In which our reluctant hero goes back to school (again) and fails to come up with an appropriate blog title despite spending about four hours on imdb.
I’ve spent much of this week on the road or, more accurately, on the rails. With hindsight, this was only slightly better than spending much of the week going off the rails, but no matter.
Surprisingly, commuting to work is not as fun or glamorous as is sounds. No, really. My daily trek usually involves overcrowded carriages, faulty toilets and wringing ten hour old coffee dregs from a battered Thermos. I frequently find myself staring into space and adopting an expression resembling Michael Palin midway through filming a Channel 5 series where he only visits soulless provincial towns by Megabus.
Anyway, I was making good progress while travelling home on Wednesday evening when a message unexpectedly popped up on my not-as-smart-as-it-thinks-it-is-phone. It was from my wife. Who did you think it going to be from? The Pope?
“M has just taught me something I didn’t know”
(Trespasser on line. Spoke too soon…)
What was it?”
“A cross between a diagram and graph?”
“Apparently it is a sound which has 2 letters
E.g. ‘Ch’ or ‘sh’ or ‘th’”
“Ah. Digraph… Looked it up mind!”
After briefly pondering what a “diagraph” could be if it existed (I settled on something like an infographic) I re-read the definition of the thing that I was supposed to be finding out about. Stupid short attention span. Ooh, look. A bee…
According to the Internet, which is never wrong, digraph sounds are single sounds that are represented in writing with two letters i.e. ch, th, sh, wh, and ng. Digraphs are not the same as consonant blends. Oh, no. Each pair of letters make a new sound that is different from the sounds made by the individual letters. Or something.
So there you go. We’ve learnt something from our four year old that she didn’t pick up from adverts on YouTube or Nick Jr. Isn’t modern day education marvellous?
Once home, I helped our daughter spot digraphs by pointing them out as she read her nightly story. Fortunately, it turned out that there were loads of them in “The Seven Kids.” Not as many as those pesky consonant blends, mind – they get everywhere – but loads nonetheless.
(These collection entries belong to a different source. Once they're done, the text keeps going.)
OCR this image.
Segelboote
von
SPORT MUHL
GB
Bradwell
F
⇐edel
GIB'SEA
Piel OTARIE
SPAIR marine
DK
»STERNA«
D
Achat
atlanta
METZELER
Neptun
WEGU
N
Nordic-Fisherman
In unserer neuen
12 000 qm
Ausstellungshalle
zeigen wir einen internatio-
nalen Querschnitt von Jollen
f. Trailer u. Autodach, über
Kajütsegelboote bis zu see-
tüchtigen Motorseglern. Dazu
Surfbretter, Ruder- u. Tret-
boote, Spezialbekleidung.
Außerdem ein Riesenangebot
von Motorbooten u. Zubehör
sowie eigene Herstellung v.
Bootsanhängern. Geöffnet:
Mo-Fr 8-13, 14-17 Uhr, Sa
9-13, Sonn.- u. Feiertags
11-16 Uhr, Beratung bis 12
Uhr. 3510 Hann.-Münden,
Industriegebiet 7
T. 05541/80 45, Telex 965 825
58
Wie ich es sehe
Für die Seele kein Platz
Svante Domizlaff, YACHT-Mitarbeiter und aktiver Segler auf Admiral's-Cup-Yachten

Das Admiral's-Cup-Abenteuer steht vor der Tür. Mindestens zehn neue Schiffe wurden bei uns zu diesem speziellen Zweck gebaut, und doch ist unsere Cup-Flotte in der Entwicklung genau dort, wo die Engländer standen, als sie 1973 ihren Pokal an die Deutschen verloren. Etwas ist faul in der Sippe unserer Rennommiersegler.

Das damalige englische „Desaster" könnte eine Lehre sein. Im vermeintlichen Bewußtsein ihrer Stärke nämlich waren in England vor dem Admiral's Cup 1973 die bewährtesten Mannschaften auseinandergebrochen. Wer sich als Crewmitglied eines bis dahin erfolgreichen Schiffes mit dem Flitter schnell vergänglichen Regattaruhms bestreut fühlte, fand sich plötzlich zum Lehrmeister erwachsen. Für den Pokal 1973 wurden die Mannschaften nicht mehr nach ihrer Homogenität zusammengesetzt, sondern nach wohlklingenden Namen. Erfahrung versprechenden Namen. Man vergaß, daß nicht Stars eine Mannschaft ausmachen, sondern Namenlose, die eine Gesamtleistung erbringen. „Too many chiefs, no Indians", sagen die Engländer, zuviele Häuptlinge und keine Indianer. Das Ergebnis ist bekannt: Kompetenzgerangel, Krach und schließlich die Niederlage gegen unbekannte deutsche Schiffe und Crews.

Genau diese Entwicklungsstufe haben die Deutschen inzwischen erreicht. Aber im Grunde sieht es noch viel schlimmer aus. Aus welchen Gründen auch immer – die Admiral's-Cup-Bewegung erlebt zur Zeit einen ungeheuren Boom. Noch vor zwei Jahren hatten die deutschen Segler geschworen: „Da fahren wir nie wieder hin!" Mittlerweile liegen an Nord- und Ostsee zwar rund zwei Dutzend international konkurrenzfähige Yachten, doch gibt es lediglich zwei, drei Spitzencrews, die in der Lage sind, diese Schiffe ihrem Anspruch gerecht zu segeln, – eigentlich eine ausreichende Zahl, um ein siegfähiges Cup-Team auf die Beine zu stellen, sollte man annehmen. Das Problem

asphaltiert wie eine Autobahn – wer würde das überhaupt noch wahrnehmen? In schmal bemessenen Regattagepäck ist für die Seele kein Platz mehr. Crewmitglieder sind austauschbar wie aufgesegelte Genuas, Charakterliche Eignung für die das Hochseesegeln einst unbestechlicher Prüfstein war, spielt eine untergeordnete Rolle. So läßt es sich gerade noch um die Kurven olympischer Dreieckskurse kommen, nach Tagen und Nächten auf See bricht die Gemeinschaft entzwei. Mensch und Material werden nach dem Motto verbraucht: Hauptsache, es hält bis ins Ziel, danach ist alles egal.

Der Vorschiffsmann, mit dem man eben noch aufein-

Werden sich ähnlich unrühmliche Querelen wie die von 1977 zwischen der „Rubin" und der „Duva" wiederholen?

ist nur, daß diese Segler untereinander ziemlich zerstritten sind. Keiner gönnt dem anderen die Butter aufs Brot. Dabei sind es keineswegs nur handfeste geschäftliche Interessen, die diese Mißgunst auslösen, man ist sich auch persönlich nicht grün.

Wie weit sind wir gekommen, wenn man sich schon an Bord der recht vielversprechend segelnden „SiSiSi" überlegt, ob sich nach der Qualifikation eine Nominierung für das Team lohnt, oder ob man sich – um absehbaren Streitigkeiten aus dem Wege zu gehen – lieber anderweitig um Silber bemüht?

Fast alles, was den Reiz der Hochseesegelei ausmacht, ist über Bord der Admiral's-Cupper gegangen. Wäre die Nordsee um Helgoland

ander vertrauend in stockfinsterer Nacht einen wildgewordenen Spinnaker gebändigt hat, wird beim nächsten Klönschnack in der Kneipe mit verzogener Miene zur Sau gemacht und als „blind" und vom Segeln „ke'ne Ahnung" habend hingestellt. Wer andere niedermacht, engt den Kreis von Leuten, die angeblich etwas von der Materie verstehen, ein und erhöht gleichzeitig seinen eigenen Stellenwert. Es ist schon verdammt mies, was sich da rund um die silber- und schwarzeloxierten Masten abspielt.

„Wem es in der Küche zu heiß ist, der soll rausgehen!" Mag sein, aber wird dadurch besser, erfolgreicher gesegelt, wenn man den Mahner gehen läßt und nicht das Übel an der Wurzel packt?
Isn’t it funny how once you know that something exists, you notice it everywhere having never given it a thought previously? The same thing happened when we downgraded our Mercedes to a second hand Vauxhall Meriva. Stupid practical kid cars.
But there’s more to life than books you know, and other ways to learn apart from reading. Apparently, repetition is the mother of all learning, and possibly the father too. A most genius idea of how to identify digraphs popped into my noggin. Why not simply point them out in sentences that we say all the time? Say the sentence, highlight the digraph and repeat, ad infinitum. She’ll be top of the class by the end of the week. Sorted.
You’d like to play along at home too, you say? That’s fine. Here’s some common and useful everyday phrases to get you going. Feel free to add your own. You’re welcome.
- What would you like for lunch?
- No, you can’t have fish fingers and chips again.
- OK. But wash your hands though.
Leaving the house
- Why haven’t you got your shoes on?
- Who moved the car keys?
- Shut that door… we’re not going anywhere yet.
Tidy up time
- Where did all this rubbish come from?
- Who has been throwing Lego down the stairs?
- I’ll pick it up then, shall I?
- I thought that I asked you to clean your teeth.
- Stop pouring shampoo into the bath!
- That doesn’t look like sleeping.
Essential Everyday Phrases
- What did mum just say?
- No, we’re not nearly there yet.
- Stop pushing your brother!
- I don’t care who started it.
- I’m going to count to three…
- Because I said so, that’s why.
- What are you crying for this time?
- I’m not angry!
- AND I’M NOT SHOUTING!
- I’m taking you two back to the shop.
That’ll do. I’ve had enough of this. I’m going.